Green’s Dictionary of Slang

hutch n.

1. see booby-hutch n. (1)

2. (Aus.) a home, a house.

[[UK]R. Edwards Damon and Pithias (1571) iii: iacke: That Pope was a mery fellows, of whom folke talke so much. grimme: Had to be mery withal, had goulde enough in his hutch].
[NZ]N.Z. Truth 26 Jan. 6/1: [headline] A Horrid Hutch Narks a Neighbourhood.
[UK]‘Doss Chiderdoss’ ‘Disaster Averted’ Sporting Times 23 May 1/3: It ’appened, by the strangest coincidence ever known, / That a burglar broke into our ’appy ’utch.
[Aus]E. Dyson Spats’ Fact’ry (1922) 38: Bump him off, Sis, iv yer batlin’ fer a hutch iv yer own.
[UK]Honk! 18 Jan. 10/2: Their Hutch in Sunny climes they’ve left / To fight the heathen Turk.

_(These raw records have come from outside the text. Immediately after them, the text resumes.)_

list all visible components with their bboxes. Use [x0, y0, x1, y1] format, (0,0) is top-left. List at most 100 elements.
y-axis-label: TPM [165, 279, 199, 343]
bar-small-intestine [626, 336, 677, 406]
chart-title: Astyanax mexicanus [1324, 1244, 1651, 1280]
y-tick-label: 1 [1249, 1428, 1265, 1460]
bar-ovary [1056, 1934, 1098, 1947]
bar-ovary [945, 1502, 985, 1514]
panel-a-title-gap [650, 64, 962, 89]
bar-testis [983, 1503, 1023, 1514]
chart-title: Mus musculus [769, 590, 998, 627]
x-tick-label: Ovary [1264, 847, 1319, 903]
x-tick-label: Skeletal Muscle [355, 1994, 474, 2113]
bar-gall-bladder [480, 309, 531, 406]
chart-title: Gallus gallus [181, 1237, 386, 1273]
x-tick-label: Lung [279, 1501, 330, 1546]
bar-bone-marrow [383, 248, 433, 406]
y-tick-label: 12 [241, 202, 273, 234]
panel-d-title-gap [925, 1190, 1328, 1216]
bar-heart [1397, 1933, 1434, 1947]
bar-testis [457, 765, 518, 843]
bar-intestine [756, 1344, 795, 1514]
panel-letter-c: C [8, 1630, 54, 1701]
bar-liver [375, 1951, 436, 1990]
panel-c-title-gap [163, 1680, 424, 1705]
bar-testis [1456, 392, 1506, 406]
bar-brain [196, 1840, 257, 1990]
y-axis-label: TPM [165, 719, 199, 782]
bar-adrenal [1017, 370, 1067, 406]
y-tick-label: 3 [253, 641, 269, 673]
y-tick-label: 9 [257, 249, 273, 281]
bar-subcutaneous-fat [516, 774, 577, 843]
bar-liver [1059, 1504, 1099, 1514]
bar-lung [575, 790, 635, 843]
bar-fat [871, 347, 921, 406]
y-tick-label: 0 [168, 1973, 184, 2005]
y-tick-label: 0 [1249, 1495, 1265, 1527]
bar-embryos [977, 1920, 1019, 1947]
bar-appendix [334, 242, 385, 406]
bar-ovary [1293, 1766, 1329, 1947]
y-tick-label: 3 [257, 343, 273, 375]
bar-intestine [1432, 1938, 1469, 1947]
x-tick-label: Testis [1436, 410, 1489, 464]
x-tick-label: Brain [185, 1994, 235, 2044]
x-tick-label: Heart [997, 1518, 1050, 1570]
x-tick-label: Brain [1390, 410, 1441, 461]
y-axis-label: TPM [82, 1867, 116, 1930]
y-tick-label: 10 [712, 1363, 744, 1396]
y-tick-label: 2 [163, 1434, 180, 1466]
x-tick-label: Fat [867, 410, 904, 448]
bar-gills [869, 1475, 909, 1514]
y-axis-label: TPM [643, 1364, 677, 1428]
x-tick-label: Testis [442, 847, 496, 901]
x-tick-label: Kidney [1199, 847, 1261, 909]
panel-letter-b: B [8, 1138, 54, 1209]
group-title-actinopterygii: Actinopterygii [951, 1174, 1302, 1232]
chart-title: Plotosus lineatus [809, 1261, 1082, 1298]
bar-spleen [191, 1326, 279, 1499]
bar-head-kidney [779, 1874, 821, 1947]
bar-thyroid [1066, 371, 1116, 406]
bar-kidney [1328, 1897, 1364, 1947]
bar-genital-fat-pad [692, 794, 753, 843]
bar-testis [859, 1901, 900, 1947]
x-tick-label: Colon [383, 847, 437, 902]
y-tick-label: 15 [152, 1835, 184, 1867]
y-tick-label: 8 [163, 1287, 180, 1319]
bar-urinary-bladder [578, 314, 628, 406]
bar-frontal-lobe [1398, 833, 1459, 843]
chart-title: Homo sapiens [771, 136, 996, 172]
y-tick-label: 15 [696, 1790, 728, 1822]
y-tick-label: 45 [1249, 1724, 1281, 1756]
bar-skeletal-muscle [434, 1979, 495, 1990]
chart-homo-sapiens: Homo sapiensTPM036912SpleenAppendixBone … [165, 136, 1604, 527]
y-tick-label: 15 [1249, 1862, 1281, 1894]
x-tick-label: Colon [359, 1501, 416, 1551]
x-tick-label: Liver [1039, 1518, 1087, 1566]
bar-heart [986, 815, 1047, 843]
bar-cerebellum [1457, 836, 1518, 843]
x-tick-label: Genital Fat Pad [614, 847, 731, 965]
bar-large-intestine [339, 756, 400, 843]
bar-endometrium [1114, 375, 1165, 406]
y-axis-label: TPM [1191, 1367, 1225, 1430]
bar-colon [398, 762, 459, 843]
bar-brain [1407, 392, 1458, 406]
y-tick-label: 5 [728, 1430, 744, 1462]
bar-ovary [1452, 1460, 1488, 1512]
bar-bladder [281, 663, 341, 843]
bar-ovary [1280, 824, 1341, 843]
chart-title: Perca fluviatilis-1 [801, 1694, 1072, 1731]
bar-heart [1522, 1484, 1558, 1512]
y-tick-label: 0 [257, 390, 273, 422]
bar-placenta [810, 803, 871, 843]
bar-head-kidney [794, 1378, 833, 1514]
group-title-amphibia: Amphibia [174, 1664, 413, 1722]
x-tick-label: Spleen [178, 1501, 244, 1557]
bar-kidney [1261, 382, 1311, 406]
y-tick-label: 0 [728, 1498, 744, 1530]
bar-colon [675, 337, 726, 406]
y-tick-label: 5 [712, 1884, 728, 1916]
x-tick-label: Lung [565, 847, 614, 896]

3. (US) an office, usu. small.

[[Aus]Eve. News (Sydney) 3 July 11/4: The motor-bus driver is rapidly creating a new language. His omnibus is the ‘hutch,’ his passengers ‘rabbits’] .
[US]R. Chandler Big Sleep 48: Snap it up [...] I’ll be in my hutch.
[US]R. Chandler High Window 150: He says, ‘Get Palermo.’ So we come back to the hutch and phone Palermo and Palermo says he will be right down.
[Ire]J. Morrow Confessions of Proinsias O’Toole 25: On leaving the hutch [...] I was buttonholed by a pair of Prod dwarfs.

4. (US) a nightclub.

[US](con. 1920) G. Fowler Schnozzola 29: This downstairs hutch did a noisy business.

5. (US drugs) a prison.

[US]El Paso Herald (TX) 3 Oct. 17/4: A few examples of [...] ‘calo’ [...] La Tuna Correctional institution (hutch).